Carrie had a great personality. She was considered a strong woman who believed that if you were going to accomplish anything, you had to start at the child’s level. She was dedicated to what she believed in and it made a difference. William Pollitzer, Richard’s son, says that all four Pollitzer children grew up with the belief that they should serve others. He says, “It was kind of expected of them and in a way, all of them did that.” William, who is the nephew, also said, “Carrie struck me as a proper Victorian lady in her dress and attitude.” He also said, “Although she was interested in the equal rights movement, she wasn’t what you think of today as a liberated feminist.” She was very much the little, old lady of the nineteenth century in that respect. She was known as Miss Carrie, since she was never married. She lived with her sister, Mabel, and they both belonged to the same cause of women’s rights. Mabel and Carrie lived on Pitt Street together and were usually seen together. They must have been simple women since neither had a car. The personality of Carrie showed up in her letters. She was very proper and spoke well and educated in her writings. In the commentaries that were written by her family and friends, there was nothing negative to be said.

Carrie compared to other significant southern women that I have looked is she seems to be a little more accomplished and focused on making her and her children’s lives better for the future of women. Fanny Kemble relates the most to her out of the women we have studied. Fanny was very independent and worked as well as educating herself to become what she wanted to be. She was a successful actress and showed great strength when she separated from her husband. Fanny fell victim to the unequal rights women had because she could not see her children or she did not receive any benefits from her husband financially. Fanny grew a hatred for the United States and soon tried to help out her own cause which was to not take part in the use of slavery for free labor. She did not advocate very much, but she really did not have much power. Carrie had the chance to advocate her cause while other women backed it up. Fanny would not have had as much support. The both were upper class white females living in the south dealing with issues facing their future.

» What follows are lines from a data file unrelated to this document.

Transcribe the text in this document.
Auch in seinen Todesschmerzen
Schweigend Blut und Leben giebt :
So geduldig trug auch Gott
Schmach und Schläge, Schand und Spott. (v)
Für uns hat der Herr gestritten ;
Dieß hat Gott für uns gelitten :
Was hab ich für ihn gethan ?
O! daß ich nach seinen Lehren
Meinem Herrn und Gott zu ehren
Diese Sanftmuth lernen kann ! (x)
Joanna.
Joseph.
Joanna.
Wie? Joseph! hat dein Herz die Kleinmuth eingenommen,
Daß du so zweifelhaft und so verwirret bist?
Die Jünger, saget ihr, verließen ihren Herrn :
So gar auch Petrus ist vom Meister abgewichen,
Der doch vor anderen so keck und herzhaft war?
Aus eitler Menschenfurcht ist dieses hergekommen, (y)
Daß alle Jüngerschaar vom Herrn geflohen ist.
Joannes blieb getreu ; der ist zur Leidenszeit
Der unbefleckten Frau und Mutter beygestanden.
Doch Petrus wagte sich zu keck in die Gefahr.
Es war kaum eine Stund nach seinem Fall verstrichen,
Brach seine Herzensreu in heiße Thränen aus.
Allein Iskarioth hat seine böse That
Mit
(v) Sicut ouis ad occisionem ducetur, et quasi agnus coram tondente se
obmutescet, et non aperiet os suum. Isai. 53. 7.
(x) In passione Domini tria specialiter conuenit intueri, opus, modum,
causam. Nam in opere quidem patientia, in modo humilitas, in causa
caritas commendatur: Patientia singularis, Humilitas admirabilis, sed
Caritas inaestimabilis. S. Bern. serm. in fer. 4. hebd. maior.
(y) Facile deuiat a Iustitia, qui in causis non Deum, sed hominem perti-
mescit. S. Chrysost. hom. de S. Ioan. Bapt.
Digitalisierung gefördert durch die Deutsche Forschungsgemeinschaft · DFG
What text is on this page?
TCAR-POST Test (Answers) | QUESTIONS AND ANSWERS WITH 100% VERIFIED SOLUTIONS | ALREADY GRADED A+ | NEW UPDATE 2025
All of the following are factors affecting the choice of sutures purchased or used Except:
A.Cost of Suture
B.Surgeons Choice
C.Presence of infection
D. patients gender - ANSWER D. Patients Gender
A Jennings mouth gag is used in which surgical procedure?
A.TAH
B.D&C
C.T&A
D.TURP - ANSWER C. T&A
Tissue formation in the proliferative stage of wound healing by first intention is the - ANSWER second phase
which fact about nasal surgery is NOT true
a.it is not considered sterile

The social activism of Carrie Pollitzer and her sisters are different then the stereotypes of southern club women. At a time when few women in the south were suffragists, Carrie identified with the National Women’s Party. She came from a time when women were not allowed to be jurors until 1967 and a time when the Nineteenth Amendment did not ratify until 1969. She was one of the earliest and most tenacious supporters of the Equal Rights Amendment. She was a brave and strong woman by voicing her cause in public and in front of men. Many women during the time met in private. She managed women suffrage booths in the heart of the city’s business district. By reading her letters and researching her accomplishments, I have concluded Carrie Pollitzer was a feminist who would forever bear her southern heritage. She was a white southern woman who came from an elite family, but she worked with and around as well as against regional stereotypes of gender, race, and class. She set a new path for southern lady hood. The only shortcomings that came from her letters were the lack of historical facts rather she wrote more on her opinions and what she was accomplishing. Her writing was often difficult to read as well.